Plastics are the most common and most popular material in the packaging industry; this is due to the fact that they are inexpensive to produce and their desirable material properties including durability, flexibility, and its lightweight. However, the rise of plastic production poses serious threats to the environment through its manufacturing and even recycling processes.
Recycling: One of the main problems with recycling plastics is the fact that there are so many different kinds. They must be separated according to their type (ie. PET, HDPE, PVC, etc.) and there isn’t a systematic approach to doing so. Certain plastics that we use in our everyday life (such as yogurt containers or margarine containers) contain various types of plastic combinations making the process of recycling very energy intensive to breakdown.
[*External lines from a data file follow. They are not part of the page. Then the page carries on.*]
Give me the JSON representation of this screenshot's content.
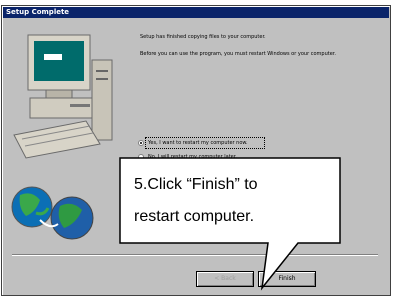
{
  "window": {
    "title": "Setup Complete"
  },
  "content": {
    "paragraph1": "Setup has finished copying files to your computer.",
    "paragraph2": "Before you can use the program, you must restart Windows or your computer.",
    "options": [
      {
        "label": "Yes, I want to restart my computer now.",
        "checked": true
      },
      {
        "label": "No, I will restart my computer later.",
        "checked": false
      }
    ],
    "finish_hint": "Click Finish to"
  },
  "buttons": {
    "back": "< Back",
    "finish": "Finish"
  },
  "callout": {
    "line1": "5.Click “Finish” to",
    "line2": "restart computer."
  },
  "colors": {
    "titlebar": "#0a246a",
    "dialog": "#c0c0c0"
  }
}
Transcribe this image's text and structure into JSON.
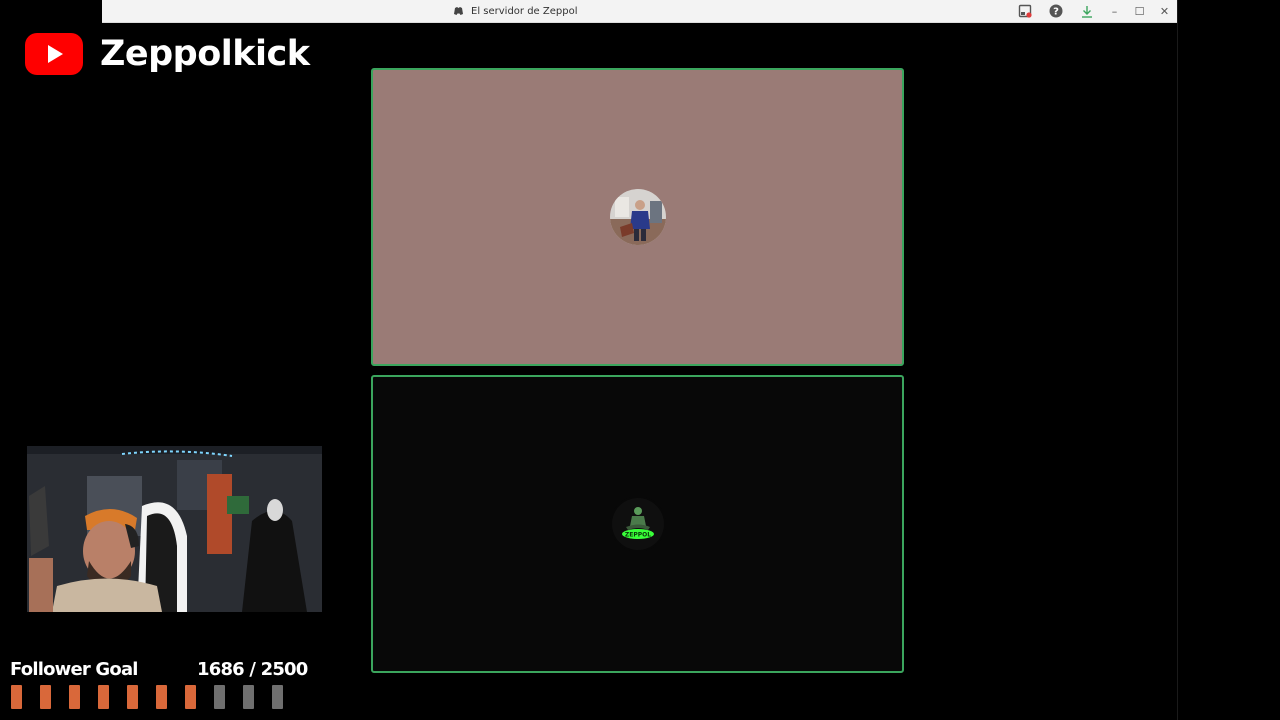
{
  "window": {
    "title": "El servidor de Zeppol",
    "icons": [
      "screen-record-icon",
      "help-icon",
      "download-icon"
    ],
    "controls": {
      "minimize": "–",
      "maximize": "☐",
      "close": "✕"
    }
  },
  "brand": {
    "name": "Zeppolkick",
    "logo_icon": "youtube-play-icon",
    "logo_color": "#ff0000"
  },
  "call": {
    "speaking_border_color": "#3ba55d",
    "tiles": [
      {
        "background": "#9a7b76",
        "avatar_icon": "user-photo-avatar"
      },
      {
        "background": "#080808",
        "avatar_icon": "zeppol-logo-avatar"
      }
    ]
  },
  "follower_goal": {
    "label": "Follower Goal",
    "current": 1686,
    "target": 2500,
    "count_text": "1686 / 2500",
    "filled_color": "#d9683a",
    "empty_color": "#6f6f6f"
  }
}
The cost of recycling these types of plastics often costs more in energy resources and labour than it does to originally produce.
A very basic guide of the recycling process of plastics:
1. Plastics are sorted depending on their type and colour
2. They are then washed and cut into smaller, easier to manage sizes
3. Once they are dry they are melted into a liquid where the impurities are filtered out
4. Lastly the plastics are squeezed into strands, where they are chopped into new pieces or spun into a thin fibre where they are now ready to be used for new items
Another important tidbit of information is the fact that more cities are expanding what they accept as recyclables. The city of Toronto recently added soft plastics (ie. milk, bread, frozen veggie, sandwich bags) to the list of plastics they want in your blue bin. This makes a huge difference as these plastics are now sent in to be recycled instead of ending up in a landfill where they will virtually never decompose. So be sure to keep up-to-date with what your city accepts when it comes to recyclables.
Because many resources are required in the recycling process, the most effective thing you can do to reduce the spread of plastics is to be aware of how much you are using, consume less and reuse plastics in creative ways.